Я не стал читать эти лживые строки, бросил скомканную газету на пол и с проклятиями забегал по комнате из угла в угол.
Чартней заплетающимся языком сказал:
– Выпейте – успокаивает.
Когда я осушил залпом один за другим два стакана крепкого вина, Чартней грузно поднялся с кресла и, держа меня за руку и слегка пошатываясь, проговорил:
– Официальное сообщение. Вы понимаете, что это значит. Во всех официальных сообщениях, всегда и везде, нет ни строчки правды.
– Одно правда, – перебил я его: – Гаро нет больше в живых.
В это время я подумал, что мы поступаем неосторожно, ведя такой разговор в комнате, где, конечно, имеются глаза и уши. Я приложил палец к губам, делая знак Чартнею, что нам следует молчать.
Он допил стакан до дна и опять тяжело опустился в кресло.
– Черт бы побрал этих собак! Пусть перегрызут и мою глотку.

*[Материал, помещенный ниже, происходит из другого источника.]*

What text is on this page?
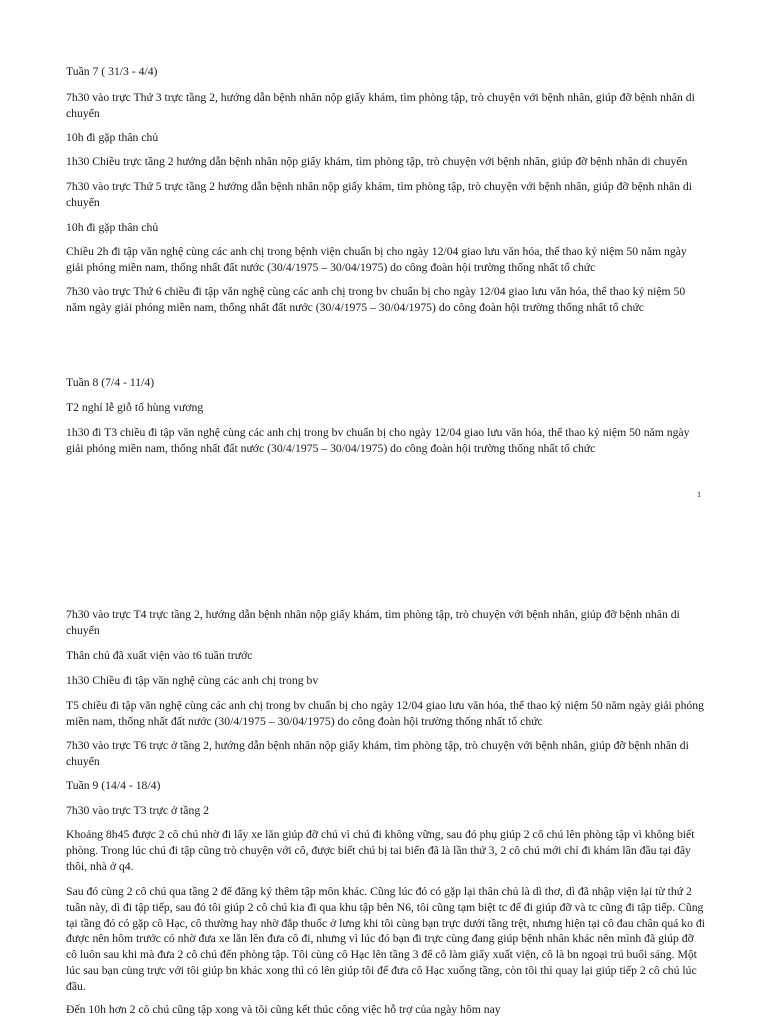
Tuần 7 ( 31/3 - 4/4)

7h30 vào trực Thứ 3 trực tầng 2, hướng dẫn bệnh nhân nộp giấy khám, tìm phòng tập, trò chuyện với bệnh nhân, giúp đỡ bệnh nhân di chuyển

10h đi gặp thân chủ

1h30 Chiều trực tầng 2 hướng dẫn bệnh nhân nộp giấy khám, tìm phòng tập, trò chuyện với bệnh nhân, giúp đỡ bệnh nhân di chuyển

7h30 vào trực Thứ 5 trực tầng 2 hướng dẫn bệnh nhân nộp giấy khám, tìm phòng tập, trò chuyện với bệnh nhân, giúp đỡ bệnh nhân di chuyển

10h đi gặp thân chủ

Chiều 2h đi tập văn nghệ cùng các anh chị trong bệnh viện chuẩn bị cho ngày 12/04 giao lưu văn hóa, thể thao kỷ niệm 50 năm ngày giải phóng miền nam, thống nhất đất nước (30/4/1975 – 30/04/1975) do công đoàn hội trường thống nhất tổ chức

7h30 vào trực Thứ 6 chiều đi tập văn nghệ cùng các anh chị trong bv chuẩn bị cho ngày 12/04 giao lưu văn hóa, thể thao kỷ niệm 50 năm ngày giải phóng miền nam, thống nhất đất nước (30/4/1975 – 30/04/1975) do công đoàn hội trường thống nhất tổ chức

Tuần 8 (7/4 - 11/4)

T2 nghỉ lễ giỗ tổ hùng vương

1h30 đi T3 chiều đi tập văn nghệ cùng các anh chị trong bv chuẩn bị cho ngày 12/04 giao lưu văn hóa, thể thao kỷ niệm 50 năm ngày giải phóng miền nam, thống nhất đất nước (30/4/1975 – 30/04/1975) do công đoàn hội trường thống nhất tổ chức

1

7h30 vào trực T4 trực tầng 2, hướng dẫn bệnh nhân nộp giấy khám, tìm phòng tập, trò chuyện với bệnh nhân, giúp đỡ bệnh nhân di chuyển

Thân chủ đã xuất viện vào t6 tuần trước

1h30 Chiều đi tập văn nghệ cùng các anh chị trong bv

T5 chiều đi tập văn nghệ cùng các anh chị trong bv chuẩn bị cho ngày 12/04 giao lưu văn hóa, thể thao kỷ niệm 50 năm ngày giải phóng miền nam, thống nhất đất nước (30/4/1975 – 30/04/1975) do công đoàn hội trường thống nhất tổ chức

7h30 vào trực T6 trực ở tầng 2, hướng dẫn bệnh nhân nộp giấy khám, tìm phòng tập, trò chuyện với bệnh nhân, giúp đỡ bệnh nhân di chuyển

Tuần 9 (14/4 - 18/4)

7h30 vào trực T3 trực ở tầng 2

Khoảng 8h45 được 2 cô chú nhờ đi lấy xe lăn giúp đỡ chú vì chú đi không vững, sau đó phụ giúp 2 cô chú lên phòng tập vì không biết phòng. Trong lúc chú đi tập cũng trò chuyện với cô, được biết chú bị tai biến đã là lần thứ 3, 2 cô chú mới chỉ đi khám lần đầu tại đây thôi, nhà ở q4.

Sau đó cùng 2 cô chú qua tầng 2 để đăng ký thêm tập môn khác. Cũng lúc đó có gặp lại thân chủ là dì thơ, dì đã nhập viện lại từ thứ 2 tuần này, dì đi tập tiếp, sau đó tôi giúp 2 cô chú kia đi qua khu tập bên N6, tôi cũng tạm biệt tc để đi giúp đỡ và tc cũng đi tập tiếp. Cũng tại tầng đó có gặp cô Hạc, cô thường hay nhờ đắp thuốc ở lưng khi tôi cùng bạn trực dưới tầng trệt, nhưng hiện tại cô đau chân quá ko đi được nên hôm trước có nhờ đưa xe lăn lên đưa cô đi, nhưng vì lúc đó bạn đi trực cùng đang giúp bệnh nhân khác nên mình đã giúp đỡ cô luôn sau khi mà đưa 2 cô chú đến phòng tập. Tôi cùng cô Hạc lên tầng 3 để cô làm giấy xuất viện, cô là bn ngoại trú buổi sáng. Một lúc sau bạn cùng trực với tôi giúp bn khác xong thì có lên giúp tôi để đưa cô Hạc xuống tầng, còn tôi thì quay lại giúp tiếp 2 cô chú lúc đầu.

Đến 10h hơn 2 cô chú cũng tập xong và tôi cũng kết thúc công việc hỗ trợ của ngày hôm nay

Я представил себе бедную мадам Гаро, когда она прочтет это лживое сообщение. Все ее надежды на спасение мужа рухнули. Как переживет она эту потерю? Я боялся, что она не вынесет ее.
Мне не хотелось больше оставаться с Чартнеем. Да он в настоящее время ни на что и не годен: он опьянел. Я схватил шляпу и трость и выбежал на улицу. Скорее, скорее к друзьям. Мартини, Фишер и Карно помогут мне. Без них я чувствовал себя совершенно беспомощным и не знал, что предпринять для предотвращения беды, которая, как мне казалось, висит над головой бедной и дорогой для меня мадам Гаро.